La Coldiretti alcuni giorni aveva già lanciato l’allarme. Si parla di una vera e propria strage di vongole, cozze, orate, anguille, cefali e saraghi causata dalle alte temperature dell`acqua lungo tutta la Penisola. Più volte la Coldiretti ha evidenziato l’anomalo innalzamento delle temperature dei mari che ha come conseguenza la fermentazione delle alghe che priva l`acqua di ossigeno e alla moria di pesci e molluschi in tutta Italia.
Dall`Emilia Romagna al Veneto, Friuli Venezia Giulia alla Toscana e finanche alla Sardegna, persino l’acquacoltura è a rischio. E, con essa, anche migliaia di posti lavoro.
Nondimeno a Taranto. Con il caldo record di quest’estate, si è perso il 70% del prodotto con conseguenti danni per circa 15 milioni di euro.
Apprezzate già da Giuseppe Ungaretti e Guido Piovene nei loro viaggi a Taranto negli anni ’60, ancor oggi le cozze tarantine sono considerate le più sicure d’Italia.
Apprezzate anche da rinomati chef di tutto il mondo, la loro produzione fu intrapresa mille anni fa nel bacino del Mar Piccolo, la nota laguna che bacia la terra di Taranto. Per tutti noi hanno da sempre significato le fatiche, la storia e le speranze di una città la cui economia principali si è basata per decenni sulla pesca e sul mare.
L’estate appena trascorsa si è però abbattuta sulle cozze tarantine e sui pescatori come un fulmine a ciel sereno. L’eccesso di calore le ha letteralmente svuotate. Una disgrazia, l’ennesima potremmo dire, si è abbattuta sui poveri pescatori nell’indifferenza più totale. Ancora una volta quei poveri pescatori si sono ritrovati soli con le proprie responsabilità, non bastavano i danni procurati dalla diossina e relativi giustificati allarmi.
Eppure le cozze tarantine dovrebbero assurgere a patrimonio dell’umanità. Un marchio di qualità le dovrebbe proteggere dagli insulti di chi ha giocato sul loro destino, infischiandosene dei sogni e del sudore di gente coraggiosa, ostinata nel difendere il proprio mare.
Le cozze di Taranto rappresentano l’alto sacrificio compiuto dai sacerdoti del mare che da sempre lo hanno custodito con l’amore di una mamma per il proprio figlio. Ne custodiscono i segreti di chissà quanti pensieri confessati alla Luna e, di giorno, raccontati al vento. Forse sperando che quest’ultimo li conducesse in qualche pozzo dei desideri, affinché li realizzasse.

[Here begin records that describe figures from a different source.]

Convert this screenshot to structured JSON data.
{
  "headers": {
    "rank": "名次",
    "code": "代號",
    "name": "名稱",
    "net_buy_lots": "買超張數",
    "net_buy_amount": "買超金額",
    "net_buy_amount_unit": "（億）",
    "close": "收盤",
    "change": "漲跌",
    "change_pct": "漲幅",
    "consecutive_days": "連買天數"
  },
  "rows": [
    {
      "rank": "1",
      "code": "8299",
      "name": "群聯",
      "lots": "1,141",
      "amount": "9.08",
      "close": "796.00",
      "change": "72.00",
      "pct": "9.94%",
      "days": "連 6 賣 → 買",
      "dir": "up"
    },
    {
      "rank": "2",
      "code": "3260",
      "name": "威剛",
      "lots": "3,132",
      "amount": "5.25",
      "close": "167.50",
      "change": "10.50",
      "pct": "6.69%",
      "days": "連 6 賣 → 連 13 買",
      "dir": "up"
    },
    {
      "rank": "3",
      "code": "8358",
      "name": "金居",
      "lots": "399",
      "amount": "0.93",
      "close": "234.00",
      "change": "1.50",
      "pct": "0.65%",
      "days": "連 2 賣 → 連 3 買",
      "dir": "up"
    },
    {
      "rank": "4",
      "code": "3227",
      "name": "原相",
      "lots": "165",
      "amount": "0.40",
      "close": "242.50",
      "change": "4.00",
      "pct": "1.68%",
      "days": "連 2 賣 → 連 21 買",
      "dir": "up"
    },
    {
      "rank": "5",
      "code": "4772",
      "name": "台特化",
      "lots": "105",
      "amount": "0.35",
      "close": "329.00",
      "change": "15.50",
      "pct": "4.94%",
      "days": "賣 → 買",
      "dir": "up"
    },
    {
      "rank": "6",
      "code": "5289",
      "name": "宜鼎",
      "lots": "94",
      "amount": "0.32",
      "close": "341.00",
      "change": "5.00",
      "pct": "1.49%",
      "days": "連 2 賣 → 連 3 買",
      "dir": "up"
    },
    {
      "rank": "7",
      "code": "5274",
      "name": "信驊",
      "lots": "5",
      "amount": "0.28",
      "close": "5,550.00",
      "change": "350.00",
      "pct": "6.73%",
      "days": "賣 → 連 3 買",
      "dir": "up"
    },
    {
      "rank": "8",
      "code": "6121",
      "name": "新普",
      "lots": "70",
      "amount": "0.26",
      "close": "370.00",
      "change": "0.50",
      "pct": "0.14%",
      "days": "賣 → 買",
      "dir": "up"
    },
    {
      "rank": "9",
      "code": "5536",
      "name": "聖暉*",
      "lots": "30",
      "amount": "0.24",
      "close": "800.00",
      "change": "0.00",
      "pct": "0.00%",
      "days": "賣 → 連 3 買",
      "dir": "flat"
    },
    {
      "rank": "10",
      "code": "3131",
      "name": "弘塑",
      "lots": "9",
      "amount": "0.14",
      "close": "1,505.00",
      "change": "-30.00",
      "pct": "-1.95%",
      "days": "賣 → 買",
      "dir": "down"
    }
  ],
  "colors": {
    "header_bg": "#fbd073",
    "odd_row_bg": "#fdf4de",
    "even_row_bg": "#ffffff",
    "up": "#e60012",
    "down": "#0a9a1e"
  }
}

Non possiamo e non dobbiamo lasciare soli i pescatori. Dobbiamo batterci perché venga loro riconosciuto lo stato di calamità. Dobbiamo lottare al loro fianco per difendere il nostro made in Taranto.
In Sardegna, in particolare ad Olbia, così com’è avvenuto tempo fa ad Orbetello, il sindaco si è attivato per chiedere alla Regione lo stato di calamità naturale.
Cosa ha Olbia che Taranto non ha?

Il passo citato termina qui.